Jenny Phillips, 52, lives in Woodridge, Illinois. She has a sister, two brothers (including her twin) and nieces and nephews. An army veteran, she has been a dispatcher for the Illinois State Police for 17 years. She was diagnosed with pulmonary hypertension (PH) in November 2019. She shared her story on Facebook on Rare Disease Day in February. This version is edited for style and clarity:
The purpose of this post is not to put a spotlight on me but on a rare and incurable disease. I have been hesitant to make a post about my current health diagnosis, but I think I have finally come to terms (mostly) with what I’ve been going through, and I wanted to bring awareness to it. If I can help even one person by bringing awareness to it, I’ve helped. This disease is unknown to many people, including a lot of doctors.
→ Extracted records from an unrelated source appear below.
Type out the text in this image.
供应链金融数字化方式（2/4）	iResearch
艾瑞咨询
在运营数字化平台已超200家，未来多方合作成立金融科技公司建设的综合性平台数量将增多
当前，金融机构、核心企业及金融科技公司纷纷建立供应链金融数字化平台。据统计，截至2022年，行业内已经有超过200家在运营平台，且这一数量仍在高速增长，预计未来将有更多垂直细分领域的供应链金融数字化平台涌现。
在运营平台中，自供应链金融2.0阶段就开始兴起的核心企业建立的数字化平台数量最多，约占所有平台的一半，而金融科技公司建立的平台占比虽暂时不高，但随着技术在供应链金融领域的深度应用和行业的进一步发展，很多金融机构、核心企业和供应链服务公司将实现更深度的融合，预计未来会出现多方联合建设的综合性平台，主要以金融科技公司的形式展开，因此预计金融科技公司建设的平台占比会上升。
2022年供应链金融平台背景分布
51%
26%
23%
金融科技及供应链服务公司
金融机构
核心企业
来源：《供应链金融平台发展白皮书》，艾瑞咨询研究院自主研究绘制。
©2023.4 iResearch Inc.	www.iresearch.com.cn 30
For quite a while, years even, I experienced extreme shortness of breath, inability to walk short distances without having to stop to catch my breath, and inability to climb steps without becoming extremely winded and fatigued all of the time. In the past, I had been in pretty good shape. But since becoming a police dispatcher, I had put on quite a bit of weight and wasn’t as active. I knew I was out of shape, but I didn’t think I was that out of shape! I had also been experiencing nausea and vomiting most mornings, which I found out later was due to fluid retention putting pressure on my organs. I lost 50 pounds.
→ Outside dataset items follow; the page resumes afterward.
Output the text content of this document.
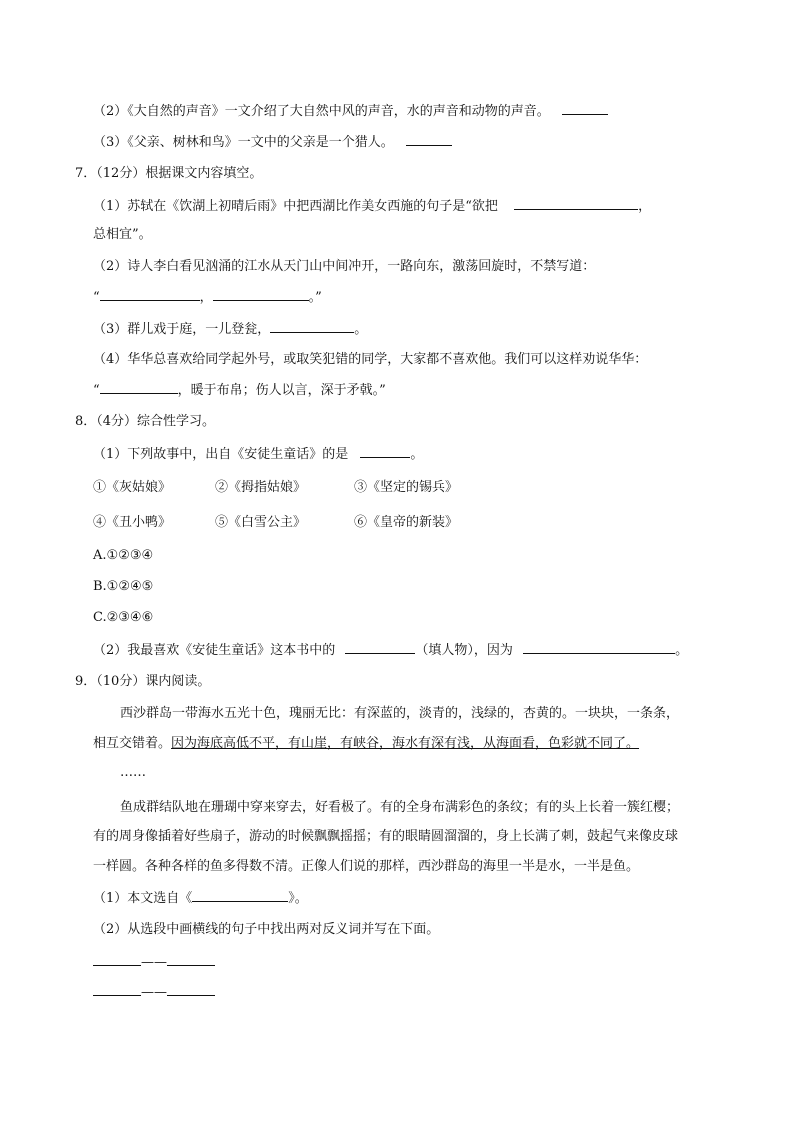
（2）《大自然的声音》一文介绍了大自然中风的声音，水的声音和动物的声音。
（3）《父亲、树林和鸟》一文中的父亲是一个猎人。
7．（12分）根据课文内容填空。
（1）苏轼在《饮湖上初晴后雨》中把西湖比作美女西施的句子是“欲把	，
总相宜”。
（2）诗人李白看见汹涌的江水从天门山中间冲开，一路向东，激荡回旋时，不禁写道：
“	，	。”
（3）群儿戏于庭，一儿登瓮，	。
（4）华华总喜欢给同学起外号，或取笑犯错的同学，大家都不喜欢他。我们可以这样劝说华华：
“	，暖于布帛；伤人以言，深于矛戟。”
8．（4分）综合性学习。
（1）下列故事中，出自《安徒生童话》的是	。
①《灰姑娘》	②《拇指姑娘》	③《坚定的锡兵》
④《丑小鸭》	⑤《白雪公主》	⑥《皇帝的新装》
A.①②③④
B.①②④⑤
C.②③④⑥
（2）我最喜欢《安徒生童话》这本书中的	（填人物），因为	。
9．（10分）课内阅读。
西沙群岛一带海水五光十色，瑰丽无比：有深蓝的，淡青的，浅绿的，杏黄的。一块块，一条条，
相互交错着。因为海底高低不平，有山崖，有峡谷，海水有深有浅，从海面看，色彩就不同了。
……
鱼成群结队地在珊瑚中穿来穿去，好看极了。有的全身布满彩色的条纹；有的头上长着一簇红樱；
有的周身像插着好些扇子，游动的时候飘飘摇摇；有的眼睛圆溜溜的，身上长满了刺，鼓起气来像皮球
一样圆。各种各样的鱼多得数不清。正像人们说的那样，西沙群岛的海里一半是水，一半是鱼。
（1）本文选自《	》。
（2）从选段中画横线的句子中找出两对反义词并写在下面。
——
——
I went to see a few different doctors, and in November 2019, one angel doctor took the time to really listen to me and sent me to get an echocardiogram. My echo discovered the right side of my heart was enlarged. I had heart failure. I was immediately admitted into the emergency room (on my mom’s birthday), which resulted in a four-day stay in the hospital. I had almost every imaginable test run on me.
The diagnosis was pulmonary arterial hypertension (PAH), which means high blood pressure in the lungs. It’s a lung disease that causes the pulmonary arteries to thicken, so the body can’t get the oxygen it needs, and the heart has to work much harder to pump blood through the lungs. This extra work damages the heart, causing PH patients to experience breathlessness, fatigue and fainting from everyday activities. PH is a progressive disease for which there is currently no cure. It affects people of every age, ethnic background and gender. Doctors don’t know how some patients get it. (For some it’s heredity, and for others, it’s from other existing health issues.)
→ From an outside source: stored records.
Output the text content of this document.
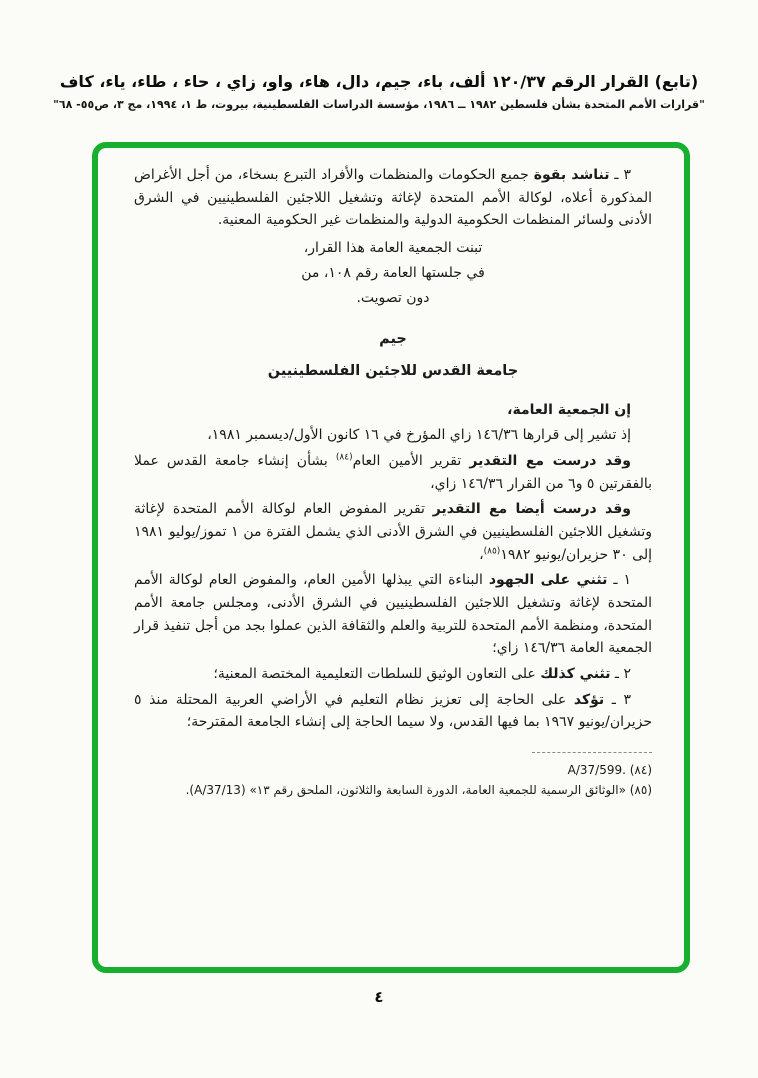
(تابع) القرار الرقم ١٢٠/٣٧ ألف، باء، جيم، دال، هاء، واو، زاي ، حاء ، طاء، ياء، كاف
"قرارات الأمم المتحدة بشأن فلسطين ١٩٨٢ ــ ١٩٨٦، مؤسسة الدراسات الفلسطينية، بيروت، ط ١، ١٩٩٤، مج ٣، ص٥٥- ٦٨"

٣ ـ تناشد بقوة جميع الحكومات والمنظمات والأفراد التبرع بسخاء، من أجل الأغراض المذكورة أعلاه، لوكالة الأمم المتحدة لإغاثة وتشغيل اللاجئين الفلسطينيين في الشرق الأدنى ولسائر المنظمات الحكومية الدولية والمنظمات غير الحكومية المعنية.

تبنت الجمعية العامة هذا القرار،
في جلستها العامة رقم ١٠٨، من
دون تصويت.
جيم
جامعة القدس للاجئين الفلسطينيين

إن الجمعية العامة،

إذ تشير إلى قرارها ١٤٦/٣٦ زاي المؤرخ في ١٦ كانون الأول/ديسمبر ١٩٨١،

وقد درست مع التقدير تقرير الأمين العام$^{(٨٤)}$ بشأن إنشاء جامعة القدس عملا بالفقرتين ٥ و٦ من القرار ١٤٦/٣٦ زاي،

وقد درست أيضا مع التقدير تقرير المفوض العام لوكالة الأمم المتحدة لإغاثة وتشغيل اللاجئين الفلسطينيين في الشرق الأدنى الذي يشمل الفترة من ١ تموز/يوليو ١٩٨١ إلى ٣٠ حزيران/يونيو ١٩٨٢$^{(٨٥)}$،

١ ـ تثني على الجهود البناءة التي يبذلها الأمين العام، والمفوض العام لوكالة الأمم المتحدة لإغاثة وتشغيل اللاجئين الفلسطينيين في الشرق الأدنى، ومجلس جامعة الأمم المتحدة، ومنظمة الأمم المتحدة للتربية والعلم والثقافة الذين عملوا بجد من أجل تنفيذ قرار الجمعية العامة ١٤٦/٣٦ زاي؛

٢ ـ تثني كذلك على التعاون الوثيق للسلطات التعليمية المختصة المعنية؛

٣ ـ تؤكد على الحاجة إلى تعزيز نظام التعليم في الأراضي العربية المحتلة منذ ٥ حزيران/يونيو ١٩٦٧ بما فيها القدس، ولا سيما الحاجة إلى إنشاء الجامعة المقترحة؛

(٨٤) A/37/599.
(٨٥) «الوثائق الرسمية للجمعية العامة، الدورة السابعة والثلاثون، الملحق رقم ١٣» (A/37/13).
٤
I was quickly set up with a pulmonary and cardiac specialist who put me on numerous medications. I went through this experience with little help from family and friends because I’ve never been one to ask for help or handouts. The whole process, from the hospital to diagnosis, to first appointments and getting approved medications in place, took over two months. I was afraid, confused, frustrated and crying a lot. I think when people can’t see what is wrong with you, they think there is nothing really wrong with you.
Right now, I am on three medications, including a breathing treatment several times a day and a diuretic.
The goal is to keep this disease from progressing. Again, there is no cure. I can try only to maintain a normal life. I have a long road ahead of me, but one day at a time, right?